Ainsi, ce rapport n’échappe pas à la règle, et s’il y a sans doute une indépendance vis à vis des pouvoirs publics et des industries, il n’y en a pas forcément concernant les liens financiers. En effet, Cindy Sage, la cosignatrice du rapport (avec David Carpenter) et principale rédactrice de la « synthèse pour le public » est propriétaire de Sage EMF Design[7], une société de conseil spécialisé dans la diminution de l’exposition aux champs électromagnétiques.
Pour conclure, on peut regretter les errements passés des politiques, qui avec les affaires du « nuage de Tchernobyl » ou de l’amiante, ont conduit aujourd’hui à une méfiance de la population et des élus vis à vis de la science, sans commune mesure par rapport à l’indépendance pourtant gagnée sur les lobbys (industriels, écologiques, gouvernementaux, mais aussi religieux).

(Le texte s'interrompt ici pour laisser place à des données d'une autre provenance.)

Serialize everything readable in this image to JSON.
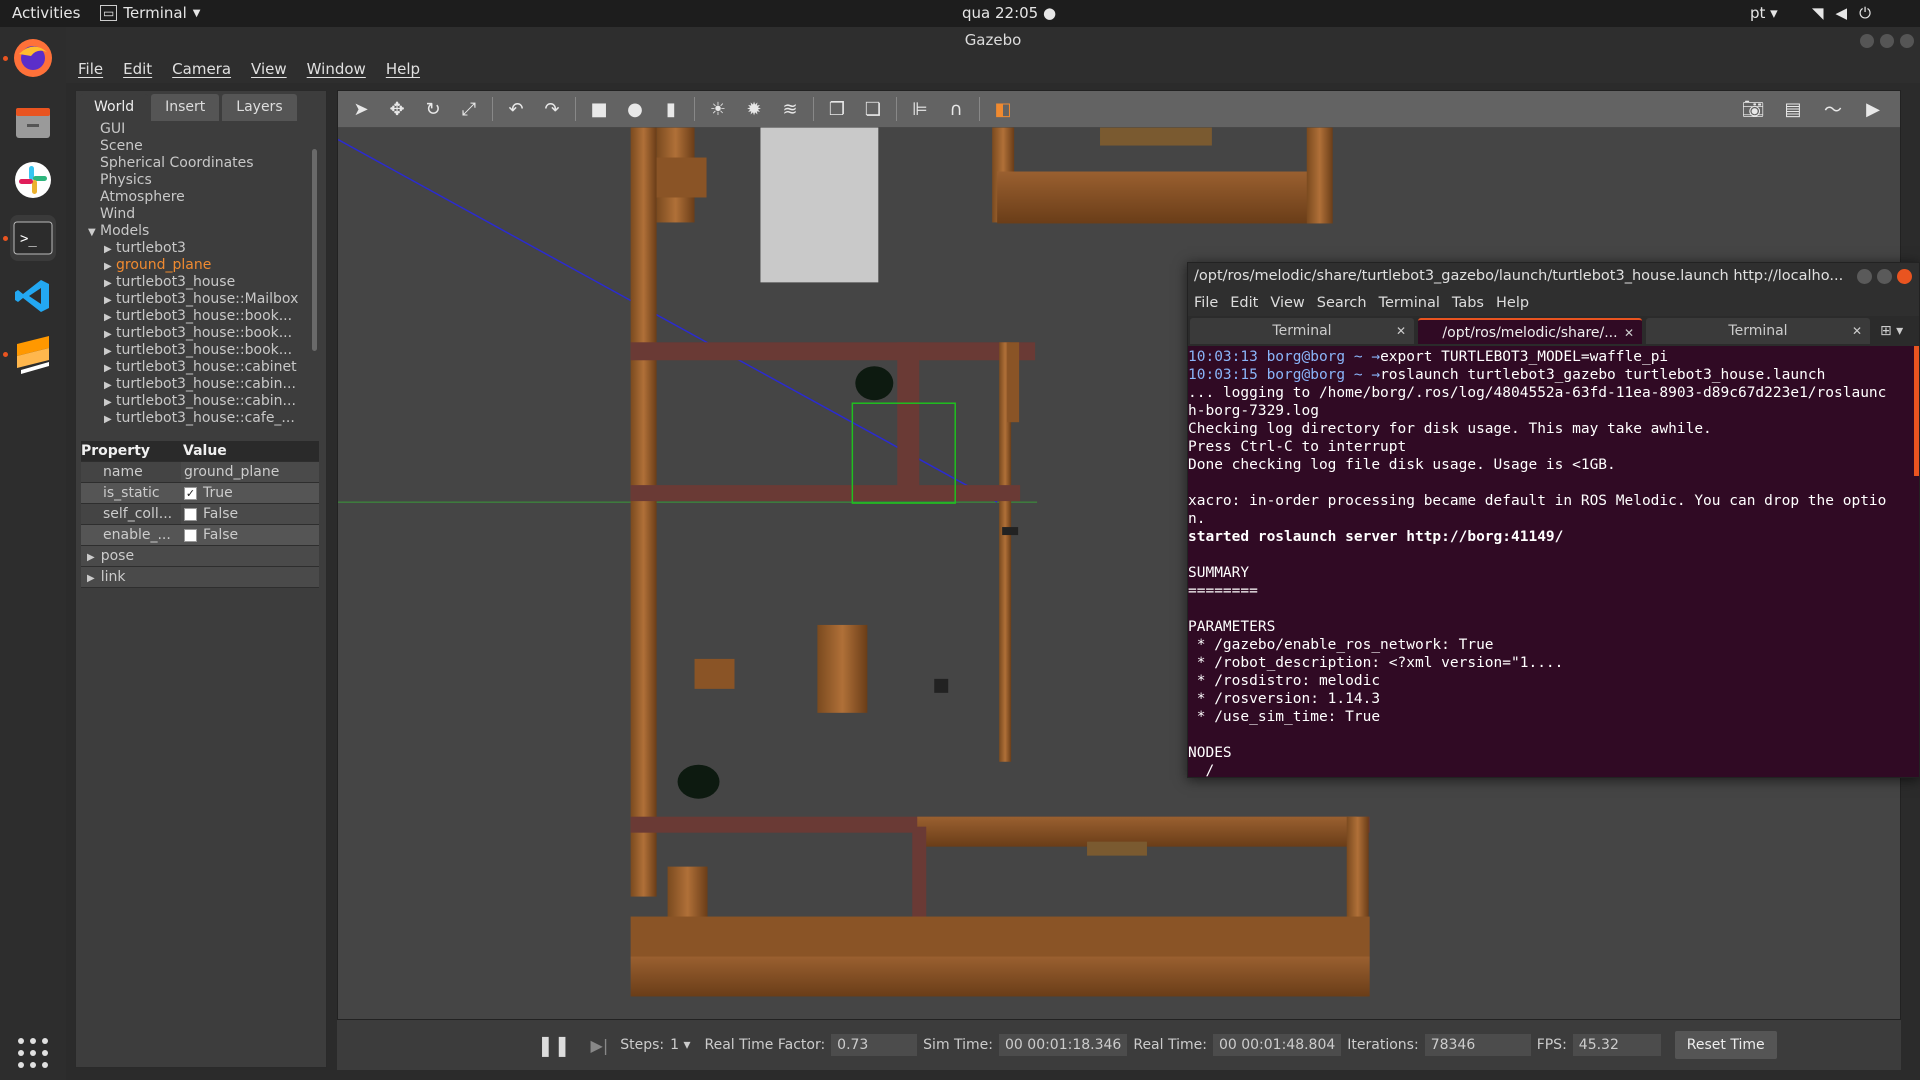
{
  "topbar": {
    "activities": "Activities",
    "app_name": "Terminal",
    "clock": "qua 22:05 ●",
    "lang": "pt ▾"
  },
  "window": {
    "title": "Gazebo"
  },
  "menubar": [
    "File",
    "Edit",
    "Camera",
    "View",
    "Window",
    "Help"
  ],
  "leftpanel": {
    "tabs": [
      "World",
      "Insert",
      "Layers"
    ],
    "tree": [
      {
        "label": "GUI",
        "indent": 0,
        "arrow": ""
      },
      {
        "label": "Scene",
        "indent": 0,
        "arrow": ""
      },
      {
        "label": "Spherical Coordinates",
        "indent": 0,
        "arrow": ""
      },
      {
        "label": "Physics",
        "indent": 0,
        "arrow": ""
      },
      {
        "label": "Atmosphere",
        "indent": 0,
        "arrow": ""
      },
      {
        "label": "Wind",
        "indent": 0,
        "arrow": ""
      },
      {
        "label": "Models",
        "indent": 0,
        "arrow": "▼"
      },
      {
        "label": "turtlebot3",
        "indent": 1,
        "arrow": "▶"
      },
      {
        "label": "ground_plane",
        "indent": 1,
        "arrow": "▶",
        "selected": true
      },
      {
        "label": "turtlebot3_house",
        "indent": 1,
        "arrow": "▶"
      },
      {
        "label": "turtlebot3_house::Mailbox",
        "indent": 1,
        "arrow": "▶"
      },
      {
        "label": "turtlebot3_house::book...",
        "indent": 1,
        "arrow": "▶"
      },
      {
        "label": "turtlebot3_house::book...",
        "indent": 1,
        "arrow": "▶"
      },
      {
        "label": "turtlebot3_house::book...",
        "indent": 1,
        "arrow": "▶"
      },
      {
        "label": "turtlebot3_house::cabinet",
        "indent": 1,
        "arrow": "▶"
      },
      {
        "label": "turtlebot3_house::cabin...",
        "indent": 1,
        "arrow": "▶"
      },
      {
        "label": "turtlebot3_house::cabin...",
        "indent": 1,
        "arrow": "▶"
      },
      {
        "label": "turtlebot3_house::cafe_...",
        "indent": 1,
        "arrow": "▶"
      }
    ],
    "props_header": {
      "property": "Property",
      "value": "Value"
    },
    "props": [
      {
        "k": "name",
        "v": "ground_plane",
        "checkbox": null
      },
      {
        "k": "is_static",
        "v": "True",
        "checkbox": true
      },
      {
        "k": "self_coll...",
        "v": "False",
        "checkbox": false
      },
      {
        "k": "enable_...",
        "v": "False",
        "checkbox": false
      }
    ],
    "expandables": [
      "pose",
      "link"
    ]
  },
  "status": {
    "steps_label": "Steps:",
    "steps_value": "1 ▾",
    "rtf_label": "Real Time Factor:",
    "rtf_value": "0.73",
    "sim_label": "Sim Time:",
    "sim_value": "00 00:01:18.346",
    "real_label": "Real Time:",
    "real_value": "00 00:01:48.804",
    "iter_label": "Iterations:",
    "iter_value": "78346",
    "fps_label": "FPS:",
    "fps_value": "45.32",
    "reset": "Reset Time"
  },
  "terminal": {
    "title": "/opt/ros/melodic/share/turtlebot3_gazebo/launch/turtlebot3_house.launch http://localho...",
    "menu": [
      "File",
      "Edit",
      "View",
      "Search",
      "Terminal",
      "Tabs",
      "Help"
    ],
    "tabs": [
      "Terminal",
      "/opt/ros/melodic/share/...",
      "Terminal"
    ],
    "lines": [
      {
        "time": "10:03:13",
        "user": "borg@borg ~ →",
        "cmd": "export TURTLEBOT3_MODEL=waffle_pi"
      },
      {
        "time": "10:03:15",
        "user": "borg@borg ~ →",
        "cmd": "roslaunch turtlebot3_gazebo turtlebot3_house.launch"
      },
      {
        "text": "... logging to /home/borg/.ros/log/4804552a-63fd-11ea-8903-d89c67d223e1/roslaunc"
      },
      {
        "text": "h-borg-7329.log"
      },
      {
        "text": "Checking log directory for disk usage. This may take awhile."
      },
      {
        "text": "Press Ctrl-C to interrupt"
      },
      {
        "text": "Done checking log file disk usage. Usage is <1GB."
      },
      {
        "text": ""
      },
      {
        "text": "xacro: in-order processing became default in ROS Melodic. You can drop the optio"
      },
      {
        "text": "n."
      },
      {
        "text": "started roslaunch server http://borg:41149/",
        "bold": true
      },
      {
        "text": ""
      },
      {
        "text": "SUMMARY"
      },
      {
        "text": "========"
      },
      {
        "text": ""
      },
      {
        "text": "PARAMETERS"
      },
      {
        "text": " * /gazebo/enable_ros_network: True"
      },
      {
        "text": " * /robot_description: <?xml version=\"1...."
      },
      {
        "text": " * /rosdistro: melodic"
      },
      {
        "text": " * /rosversion: 1.14.3"
      },
      {
        "text": " * /use_sim_time: True"
      },
      {
        "text": ""
      },
      {
        "text": "NODES"
      },
      {
        "text": "  /"
      }
    ]
  },
  "colors": {
    "accent": "#e95420",
    "selected_tree": "#f08a30",
    "terminal_bg": "#300a24"
  }
}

Sous l’influence de cette méfiance et des affirmations du rapport Bioinitiative conjuguées avec une interprétation erronée du principe de précaution, certains maires sont conduits à interdire de nouvelles installations d’antennes relais. Voire pire, la justice est poussée à imposer aux opérateurs de démonter certaines antennes[8]. Après les OGM, et avant les nanotechnologies ?, un nouveau casse-tête pour l’Etat.
Références
[8] Ce qui est d’ailleurs un comble, car moins il y a d’antennes et plus la puissance de celles-ci est forte. Dans la même idée, l’application de la limite voulue par Bioinitiative impliquerait directement la multiplication des antennes, ce qui d’un point de vue paysager ne fera pas l’affaire de tous.